Do people here recommend OsmAnd over Organic Maps?


I've liked Organic Maps for anchoring while sailing. Drop anchor, set a marker in OM, and have it as a backup source if I can't see the shore anymore during a storm (I've got other instruments).

Just been checking out OSMAnd+ from FDroid for one reason: depth contours for the Great Lakes. Seems reasonable from a quick check of some of my anchorages. Again, I have a back-up source for these as well: https://activecaptain.garmin.com/en-US/Map as well as paper & chartplotter. I'd love to see this depth layer in Organic Maps.


Organic Maps is lightweight and has a simple interface, sufficient for point to point navigation and browsing a map.

Osmand is incredibly powerful, customisable, and has many advanced features.


OsmAnd is one of the very few software I am thankful for every day.

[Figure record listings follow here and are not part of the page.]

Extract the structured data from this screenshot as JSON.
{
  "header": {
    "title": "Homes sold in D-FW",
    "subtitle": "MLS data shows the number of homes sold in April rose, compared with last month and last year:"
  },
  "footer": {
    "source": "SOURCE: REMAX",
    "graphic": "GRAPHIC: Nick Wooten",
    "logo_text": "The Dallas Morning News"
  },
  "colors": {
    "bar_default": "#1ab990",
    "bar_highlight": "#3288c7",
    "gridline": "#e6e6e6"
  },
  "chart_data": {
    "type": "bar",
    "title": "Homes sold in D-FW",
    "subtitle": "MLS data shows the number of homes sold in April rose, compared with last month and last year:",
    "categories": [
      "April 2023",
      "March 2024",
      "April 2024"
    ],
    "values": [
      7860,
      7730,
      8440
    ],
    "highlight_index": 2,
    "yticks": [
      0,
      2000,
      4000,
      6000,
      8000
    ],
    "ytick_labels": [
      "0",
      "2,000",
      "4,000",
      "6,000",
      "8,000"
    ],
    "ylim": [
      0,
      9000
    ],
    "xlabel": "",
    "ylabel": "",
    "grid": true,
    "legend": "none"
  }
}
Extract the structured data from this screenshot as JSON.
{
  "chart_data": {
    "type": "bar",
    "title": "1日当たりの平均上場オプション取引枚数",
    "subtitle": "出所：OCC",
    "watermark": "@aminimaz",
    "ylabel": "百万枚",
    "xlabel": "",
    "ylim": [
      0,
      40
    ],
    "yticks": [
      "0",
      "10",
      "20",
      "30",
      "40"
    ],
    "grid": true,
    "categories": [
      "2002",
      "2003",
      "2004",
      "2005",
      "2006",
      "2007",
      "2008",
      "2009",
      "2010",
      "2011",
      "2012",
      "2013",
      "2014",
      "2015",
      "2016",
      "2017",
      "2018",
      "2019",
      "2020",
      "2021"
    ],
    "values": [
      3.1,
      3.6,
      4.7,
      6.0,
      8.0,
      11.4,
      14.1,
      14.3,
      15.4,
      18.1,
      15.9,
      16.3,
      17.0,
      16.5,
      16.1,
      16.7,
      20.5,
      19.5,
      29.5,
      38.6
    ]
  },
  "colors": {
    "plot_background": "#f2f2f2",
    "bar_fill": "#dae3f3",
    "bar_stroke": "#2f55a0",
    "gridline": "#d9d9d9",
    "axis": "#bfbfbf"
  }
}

I want to love OsmAnd. I've tried it many times over the years, but the only functionality that it does better than other apps is bookmarks/favourites (it actually allows you to organise them into folders, if you can imagine such a thing!). In literally every other (functional) respect, Waze beats the pants off of it.


OsmAnd worked great with multitouch on my old ms surface (fedora+waydroid) but now it crashes after a few seconds. I hope to get it up and running, it is amazing for offline maps on such a big screen.


Oh wow, it seems to have very nice rendering for MTB tracks. I need to try that out. I had a go at adding lots of local MTB tracks as routes in OSM, so I have lots to try it out on!



Cool bean.

They even fixed that pesky version popup with inaccessible "dismiss" button right away on my JVC stereo.

Great app for my driving needs in Eastern US starboard.

Useful with Apple CarPlay.


Beware that this has an option to send a UUID when downloading maps and this option has been enabled by default.


Wow, their pricing is super high. I can't imagine who the target demographic for this is when google maps / etc are free.


The target demographic for OsmAnd is people who prefer to pay for services with money instead of their privacy. Google Maps is only free if you consider your personal information and privacy to be valueless.


Only on Play store, seems like a good "market segmentation" spot to me.


If you can live with your maps only being updated once a month, it's a one-time payment of 25€ for the entire world. I don't think that's too expensive? You can save some euros by waiting for a sale (there's one right now in fact), or by buying just the Europe maps for example, but... I really didn't think it's too much.

On the other hand I can agree that the subscription feels more pricey, but if people make use of the hourly map updates it's probably quite justified, given the bandwidth costs.


I paid a small once off amount and it's for life.


Feels the same for me. Still laggy and bad UI, but cool.


can anyone compare it to mapy.cz, is it better finally?


Just downloaded it and tried it. Still miles off being as good as mapy.cz. Even OrganicMaps is smoother than OsmAnd and navigation still takes far too long.


I just tried it, Mapy.cz is still considerably faster on my Samsung S10.


> 2.5D projection

Awesome, this feature was really missing.


How do I upgrade?


It looks like they have it out on the google store, but not F-droid yet. There are links at the bottom of the post.